Je traverserai toute la région du lac Saint-Jean, dont les élèves ne vont pas à l’école depuis quarante jours, à cause d’une grève des conducteurs d’autobus scolaires :Il n’y a donc pas que les enseignants qui soient inquiets ! Notons que tous les autobus de ramassage scolaire sont peints en jaune, leur apparence et la fréquence des mouvements de grève qui les paralyse les ont fait surnommer « Le Péril Jaune » !

Autre indice de l’évolution des mœurs québécoises : Tout au long des avenues, le nombre de sex-shops que l’on rencontre est incroyable ! À cette époque, me semble-t-il, il n’y en a pas autant en France.
Diminution du nombre d’enfants dans les familles, désertification des lieux de cultes, floraison des sex-shops … Maria Chapdelaine, où es-tu ?

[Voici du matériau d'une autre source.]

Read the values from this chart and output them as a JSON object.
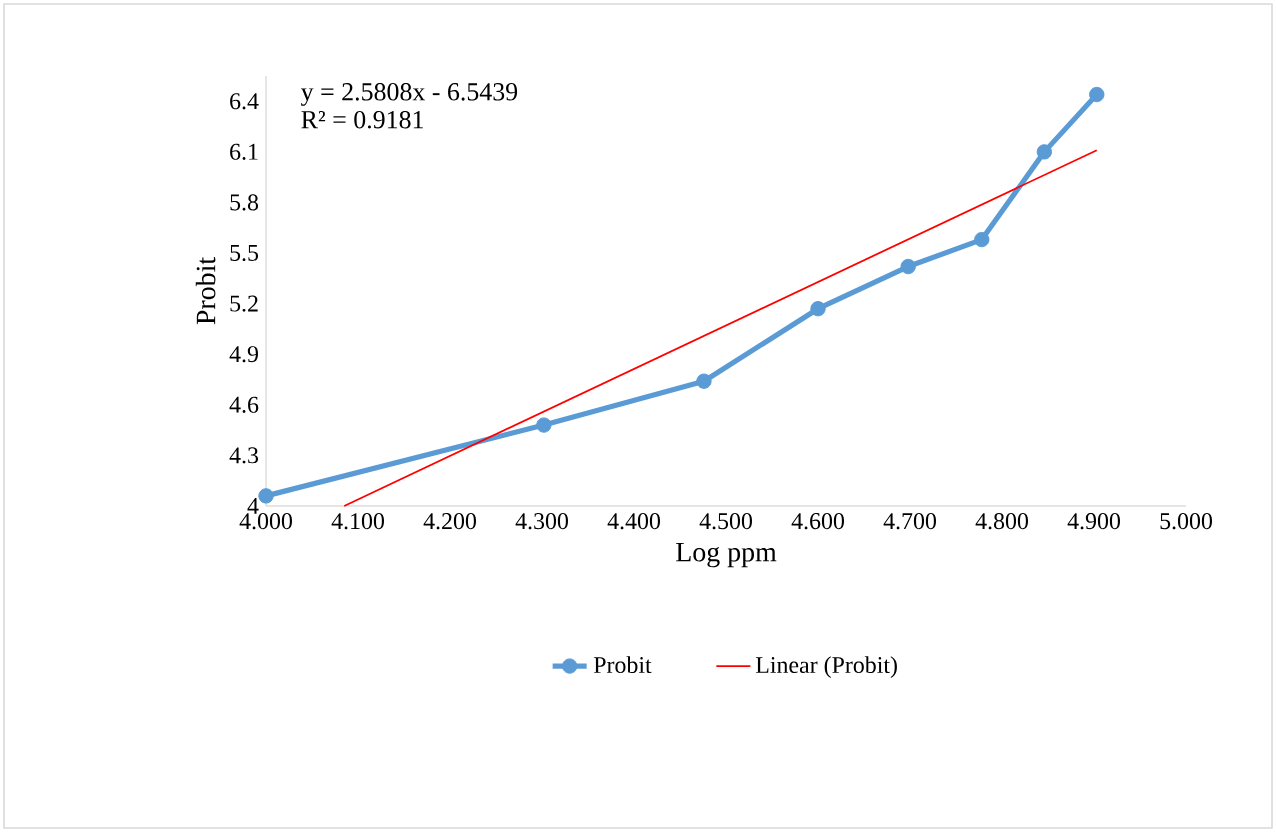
{
  "chart_data": {
    "type": "line",
    "xlabel": "Log ppm",
    "ylabel": "Probit",
    "xlim": [
      4.0,
      5.0
    ],
    "xticks": [
      {
        "value": 4.0,
        "label": "4.000"
      },
      {
        "value": 4.1,
        "label": "4.100"
      },
      {
        "value": 4.2,
        "label": "4.200"
      },
      {
        "value": 4.3,
        "label": "4.300"
      },
      {
        "value": 4.4,
        "label": "4.400"
      },
      {
        "value": 4.5,
        "label": "4.500"
      },
      {
        "value": 4.6,
        "label": "4.600"
      },
      {
        "value": 4.7,
        "label": "4.700"
      },
      {
        "value": 4.8,
        "label": "4.800"
      },
      {
        "value": 4.9,
        "label": "4.900"
      },
      {
        "value": 5.0,
        "label": "5.000"
      }
    ],
    "ylim": [
      4,
      6.55
    ],
    "yticks": [
      4,
      4.3,
      4.6,
      4.9,
      5.2,
      5.5,
      5.8,
      6.1,
      6.4
    ],
    "series": [
      {
        "name": "Probit",
        "color": "#5b9bd5",
        "marker": "circle",
        "x": [
          4.0,
          4.302,
          4.476,
          4.6,
          4.698,
          4.778,
          4.846,
          4.903
        ],
        "values": [
          4.06,
          4.48,
          4.74,
          5.17,
          5.42,
          5.58,
          6.1,
          6.44
        ]
      },
      {
        "name": "Linear (Probit)",
        "color": "#ff0000",
        "marker": "none",
        "x": [
          4.085,
          4.903
        ],
        "values": [
          4.0,
          6.11
        ]
      }
    ],
    "annotations": [
      "y = 2.5808x - 6.5439",
      "R² = 0.9181"
    ],
    "legend": "bottom"
  }
}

Je recommande les steaks houses, les grillades sont excellentes et gargantuesques, les darnes de saumon aussi. Mais … si vous voulez un bon café, Il vous faudra, comme moi, arpenter toute la ville … Si, si ! J’ai fini par trouver un bar italien dans lequel on m’a servi un bon expresso ! Mais partout ailleurs, vous aurez droit à un liquide pâle, servi avec une cafetière en pyrex que l’on maintient au chaud tout au long du jour sur une plaque électrique !















L’emblème du Québec, c’est le drapeau à fleurs de lys. Son symbole, ce pourrait être le poêle en fonte : Vous savez, le poêle rond, chauffant au bois. On ne peut plus imaginer à notre époque ce qu’à pu comporter d’héroïsme la vie des premiers Canadiens : Maisons de rondins, fourrures et poêle à bois. Le poêle, c’est la survie de la famille et le trappeur solitaire, même, se déplace avec son poêle d’une cabane à l’autre, quand il va relever ses pièges.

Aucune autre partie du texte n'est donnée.